Lorsque ce dernier est poussé vers la porte de sortie dans des circonstances restées nébuleuses, Sergio Ermotti décide à son tour de quitter la banque italienne. On est à fin 2010 et c’est à ce moment que lui parvient l’offre d’Oswald Grübel, pour reprendre le secteur Europe, Proche-Orient et Afrique d’UBS. Soit moins de six mois avant d’être propulsé au sommet de l’institut.
Honneur et orgueil
Sergio Ermotti s’est déclaré «honoré et fier» d’avoir été désigné pour succéder à l’Allemand Oswald Grübel, à la tête de la plus grande banque de Suisse.
Le fait d’être nommé ad interim ne lui pose «aucun problème», a-t-il déclaré dans les médias, en précisant que l’engagement temporaire n’était pas en lien avec sa personne, mais avec la procédure de nomination de la banque.
Partisan de la continuité
De fait, dans les milieux de la finance, la confirmation de sa nomination est d’ores et déjà considérée comme acquise. Un bonne nouvelle pour les nombreux admirateurs du Tessinois; un mauvais choix pour ceux qui espéraient des changements stratégiques au sein de la banque.

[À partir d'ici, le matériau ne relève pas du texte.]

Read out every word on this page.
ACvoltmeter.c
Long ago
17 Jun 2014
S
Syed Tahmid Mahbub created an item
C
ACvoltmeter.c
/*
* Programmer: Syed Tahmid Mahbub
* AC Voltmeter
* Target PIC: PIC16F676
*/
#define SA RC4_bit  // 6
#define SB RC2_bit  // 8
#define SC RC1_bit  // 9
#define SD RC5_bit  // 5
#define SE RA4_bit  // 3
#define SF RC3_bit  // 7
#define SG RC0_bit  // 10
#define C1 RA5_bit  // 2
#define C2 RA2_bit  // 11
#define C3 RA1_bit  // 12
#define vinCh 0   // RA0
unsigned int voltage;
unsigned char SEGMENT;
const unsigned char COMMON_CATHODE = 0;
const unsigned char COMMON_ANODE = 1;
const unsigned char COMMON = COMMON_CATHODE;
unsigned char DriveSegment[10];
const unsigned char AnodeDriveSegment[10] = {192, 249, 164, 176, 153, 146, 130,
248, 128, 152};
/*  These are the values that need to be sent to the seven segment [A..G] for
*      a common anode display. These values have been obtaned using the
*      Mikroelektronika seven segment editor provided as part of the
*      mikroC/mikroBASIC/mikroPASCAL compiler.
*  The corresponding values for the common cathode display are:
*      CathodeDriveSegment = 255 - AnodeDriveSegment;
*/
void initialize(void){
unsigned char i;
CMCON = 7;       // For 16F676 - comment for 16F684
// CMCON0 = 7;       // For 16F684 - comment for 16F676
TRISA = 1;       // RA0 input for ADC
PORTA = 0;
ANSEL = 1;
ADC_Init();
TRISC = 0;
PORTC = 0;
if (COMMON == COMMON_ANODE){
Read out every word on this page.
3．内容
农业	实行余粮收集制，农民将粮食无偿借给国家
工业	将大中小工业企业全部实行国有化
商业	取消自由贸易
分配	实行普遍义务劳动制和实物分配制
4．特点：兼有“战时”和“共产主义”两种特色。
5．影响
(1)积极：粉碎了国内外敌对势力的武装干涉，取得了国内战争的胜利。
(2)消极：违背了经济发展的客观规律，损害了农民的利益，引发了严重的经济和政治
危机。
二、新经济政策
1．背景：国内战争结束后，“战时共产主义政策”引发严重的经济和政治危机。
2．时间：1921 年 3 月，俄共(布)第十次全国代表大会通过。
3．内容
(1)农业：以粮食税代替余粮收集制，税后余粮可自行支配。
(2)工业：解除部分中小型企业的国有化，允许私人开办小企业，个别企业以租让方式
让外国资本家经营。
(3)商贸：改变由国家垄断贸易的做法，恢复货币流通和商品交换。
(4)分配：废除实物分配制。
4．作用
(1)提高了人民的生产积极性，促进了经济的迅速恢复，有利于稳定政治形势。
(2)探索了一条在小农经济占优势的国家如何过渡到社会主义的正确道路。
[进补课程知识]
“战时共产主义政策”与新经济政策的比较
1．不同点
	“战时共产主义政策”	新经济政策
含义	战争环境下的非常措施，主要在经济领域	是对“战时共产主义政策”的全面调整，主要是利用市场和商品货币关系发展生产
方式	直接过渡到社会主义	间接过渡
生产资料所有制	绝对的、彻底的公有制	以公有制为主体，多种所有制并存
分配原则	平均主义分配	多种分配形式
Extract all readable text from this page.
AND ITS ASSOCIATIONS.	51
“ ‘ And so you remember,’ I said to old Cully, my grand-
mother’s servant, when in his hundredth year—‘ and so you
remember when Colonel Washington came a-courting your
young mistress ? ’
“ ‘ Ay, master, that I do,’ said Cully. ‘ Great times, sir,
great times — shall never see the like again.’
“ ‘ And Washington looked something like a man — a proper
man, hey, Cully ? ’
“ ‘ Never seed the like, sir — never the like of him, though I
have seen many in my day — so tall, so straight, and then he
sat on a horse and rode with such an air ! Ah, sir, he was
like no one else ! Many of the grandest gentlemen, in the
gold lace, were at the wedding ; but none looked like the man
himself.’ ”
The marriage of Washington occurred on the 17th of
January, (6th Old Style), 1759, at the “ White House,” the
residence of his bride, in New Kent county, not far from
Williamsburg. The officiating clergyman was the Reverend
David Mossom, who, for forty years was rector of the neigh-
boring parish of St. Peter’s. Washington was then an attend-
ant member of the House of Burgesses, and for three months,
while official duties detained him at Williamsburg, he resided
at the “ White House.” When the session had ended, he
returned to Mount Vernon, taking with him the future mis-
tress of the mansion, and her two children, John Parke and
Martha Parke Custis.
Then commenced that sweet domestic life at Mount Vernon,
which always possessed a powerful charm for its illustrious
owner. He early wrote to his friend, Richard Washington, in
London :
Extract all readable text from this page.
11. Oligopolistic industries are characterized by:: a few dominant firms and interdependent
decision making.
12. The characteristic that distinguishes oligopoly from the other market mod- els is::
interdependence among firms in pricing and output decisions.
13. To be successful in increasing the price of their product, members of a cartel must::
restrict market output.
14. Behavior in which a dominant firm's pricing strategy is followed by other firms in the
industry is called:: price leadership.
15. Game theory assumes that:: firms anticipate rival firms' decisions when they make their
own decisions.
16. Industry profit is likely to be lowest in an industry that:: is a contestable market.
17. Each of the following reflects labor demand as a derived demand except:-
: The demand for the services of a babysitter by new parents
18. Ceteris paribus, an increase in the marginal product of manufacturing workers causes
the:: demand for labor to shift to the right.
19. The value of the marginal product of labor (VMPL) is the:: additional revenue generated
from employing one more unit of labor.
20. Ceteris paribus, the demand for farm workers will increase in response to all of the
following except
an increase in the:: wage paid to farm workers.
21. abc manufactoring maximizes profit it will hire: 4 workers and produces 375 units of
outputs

Ces derniers en veulent pour preuve l’arrivée d’un spécialiste de la banque d’investissement à la tête de l’entreprise et les déclarations du principal intéressé, qui a fait savoir samedi déjà que son mot d’ordre serait celui de la «continuité», tout en admettant que les instruments de contrôle devraient être revus et corrigés dans certains secteurs d’activités.
Une allusion à peine voilée à la perte abyssale de 2,3 milliards de francs provoquée par un courtier de la banque il y a quelques jours, à Londres et qui a accéléré le départ d’Oswald Grübel.
Sergio Ermotti est âgé de 51 ans. Il est marié et père de deux adolescents.
Malgré ses innombrables déplacements professionnels à l’étranger, le Tessinois est resté très attaché à son canton natal, où vivent son épouse et ses enfants.
Il préside aussi le très modeste football club de Collina d’Oro, au-dessus de Lugano.
Quelques mois après son entrée à l’UBS en décembre dernier, Sergio Ermotti a abandonné son fauteuil au conseil d’administration du groupe Fidinam, appartenant au milliardaire Tito Tettamanti. Poste qu’il occupait depuis 2005.
Mais il a conservé ses parts au sein de la compagnie aérienne Darwinairline – actuellement confrontée à d’importantes difficultés – et dont il préside le conseil d’administration depuis 2005.
La compagnie régionale a été fondée en 2003 pour assurer la liaison Lugano-Genève, biffée par la défunte Swiss.
Sergio Ermotti est aussi engagé financièrement dans une chaîne hôtelière de luxe, à laquelle appartient notamment le célèbre établissement 5 étoiles, «Principe Leopoldo».